Not having to dork with small engines all the time is a definite plus.  Despite putting fuel stabilizer in the gas, I find myself fooling with the carburetor on the lawnmower more than I should.  I really ought to just throw in the towel and buy the expensive containers of no-cornohol fuel.

I have an electric trimmer which works well except I chew through the wimpy .065" line far too quickly when edging.  I had t a blower (Kobolt, even!) I had to toss because it fell a few feet and broke the intake fan shroud, rendering it too dangerous to use.  Why they use the brittle glass-filled plastic for the body I'll never know.

Considering a lithium blower and trimmer, but couldn't settle on a good brand.  Almost considered giving Harbor Fright a try with their Atlas stuff.  Stihl is likely high quality (though still made in China) but eye-wateringly expensive.
 
2020-09-26 9:57:59 AM  
Got the Ego line trimmer... 56v battery... works well, but the battery heats up with heavy use and shuts off the trimmer.. the spare battery is used until the first one cools down.  Still has 60% charge in it.  Riding mower gets the grass.. front, side and back yard.  and a Billy Goat yard vac gets the clippings..  built a winch powered lift to raise the yard vac so I can empty it directly into a bagger.
 
2020-09-26 10:08:17 AM  

FaygoMaster: max_pooper: TheGreatGazoo: There's that many electric chainsaws out there just from that brand?

The people who lived in my house before me had a plug in electric chainsaw.  It was a great idea until two trees came down across the driveway and power was out for a week.

That's why you have a generator. I have transitioned to all electric lawn equipment. Electric motors require no maintenance and can sit in the garage all winter completely forgotten about and they start right up in the spring. It's much easier to keep one small engine up and running than a half dozen+.

Not having to dork with small engines all the time is a definite plus.  Despite putting fuel stabilizer in the gas, I find myself fooling with the carburetor on the lawnmower more than I should.  I really ought to just throw in the towel and buy the expensive containers of no-cornohol fuel.
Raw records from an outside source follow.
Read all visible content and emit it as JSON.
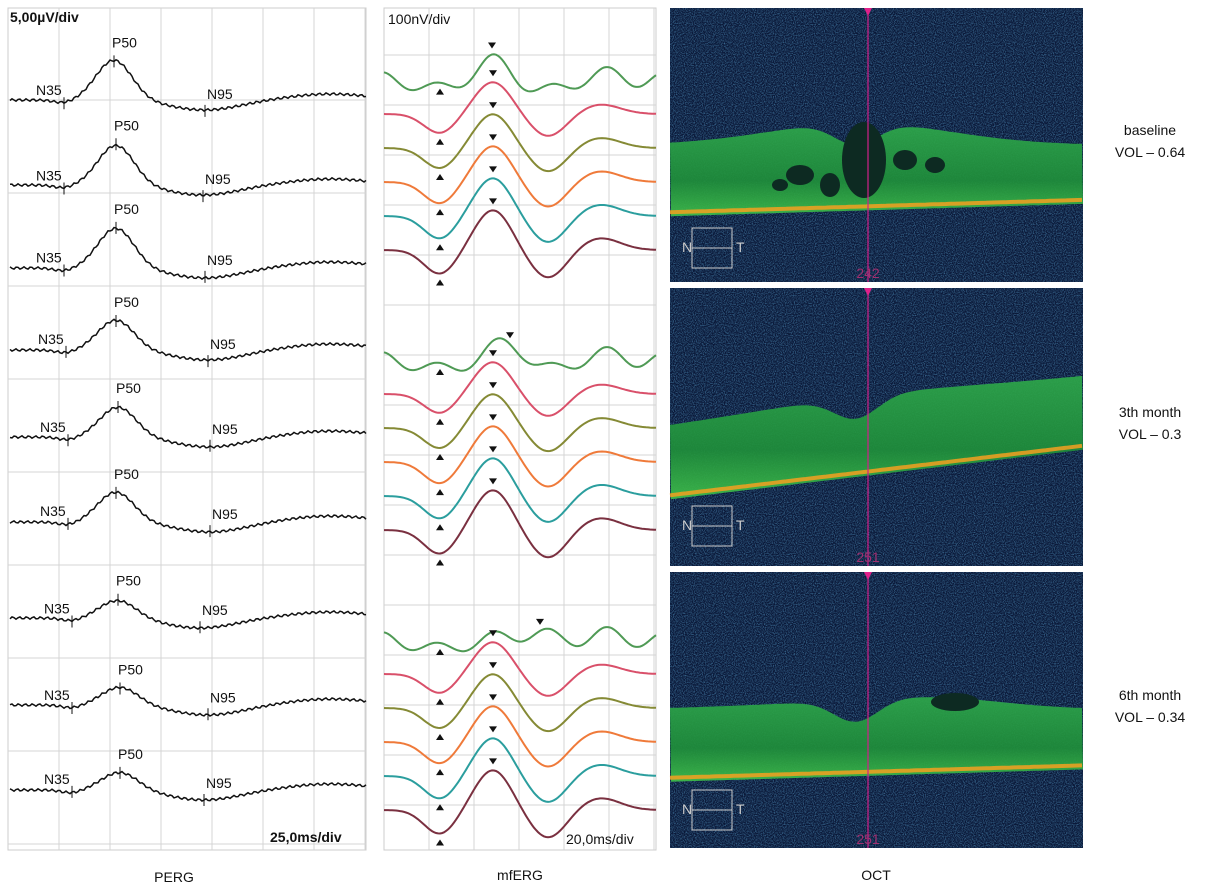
{
  "perg": {
    "scale": "5,00µV/div",
    "time_scale": "25,0ms/div",
    "traces": [
      {
        "n35": "N35",
        "p50": "P50",
        "n95": "N95"
      },
      {
        "n35": "N35",
        "p50": "P50",
        "n95": "N95"
      },
      {
        "n35": "N35",
        "p50": "P50",
        "n95": "N95"
      },
      {
        "n35": "N35",
        "p50": "P50",
        "n95": "N95"
      },
      {
        "n35": "N35",
        "p50": "P50",
        "n95": "N95"
      },
      {
        "n35": "N35",
        "p50": "P50",
        "n95": "N95"
      },
      {
        "n35": "N35",
        "p50": "P50",
        "n95": "N95"
      },
      {
        "n35": "N35",
        "p50": "P50",
        "n95": "N95"
      },
      {
        "n35": "N35",
        "p50": "P50",
        "n95": "N95"
      }
    ]
  },
  "mferg": {
    "scale": "100nV/div",
    "time_scale": "20,0ms/div"
  },
  "oct": {
    "scans": [
      {
        "label": "baseline",
        "vol": "VOL – 0.64",
        "position": "242",
        "nasal": "N",
        "temporal": "T"
      },
      {
        "label": "3th month",
        "vol": "VOL – 0.3",
        "position": "251",
        "nasal": "N",
        "temporal": "T"
      },
      {
        "label": "6th month",
        "vol": "VOL – 0.34",
        "position": "251",
        "nasal": "N",
        "temporal": "T"
      }
    ]
  },
  "captions": [
    "PERG",
    "mfERG",
    "OCT"
  ]
}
I have an electric trimmer which works well except I chew through the wimpy .065" line far too quickly when edging.  I had t a blower (Kobolt, even!) I had to toss because it fell a few feet and broke the intake fan shroud, rendering it too dangerous to use.  Why they use the brittle glass-filled plastic for the body I'll never know.

Considering a lithium blower and trimmer, but couldn't settle on a good brand.  Almost considered giving Harbor Fright a try with their Atlas stuff.  Stihl is likely high quality (though still made in China) but eye-wateringly expensive.


I've had 4 mowers over the 20ish years I've been here.  I think I've had a carburetor issue with 1.  The others have all blown the transmissions.  The current one had a bent crankshaft because the water meter reader didn't put the cover down all the way.

On the 2 cycle stuff I have, the puny little 20 year old Echo chain saw starts every time and I've never done a thing to it.  My "Farm Boss" Stihl is a PITA to start, but has more power than battery power can do at the moment.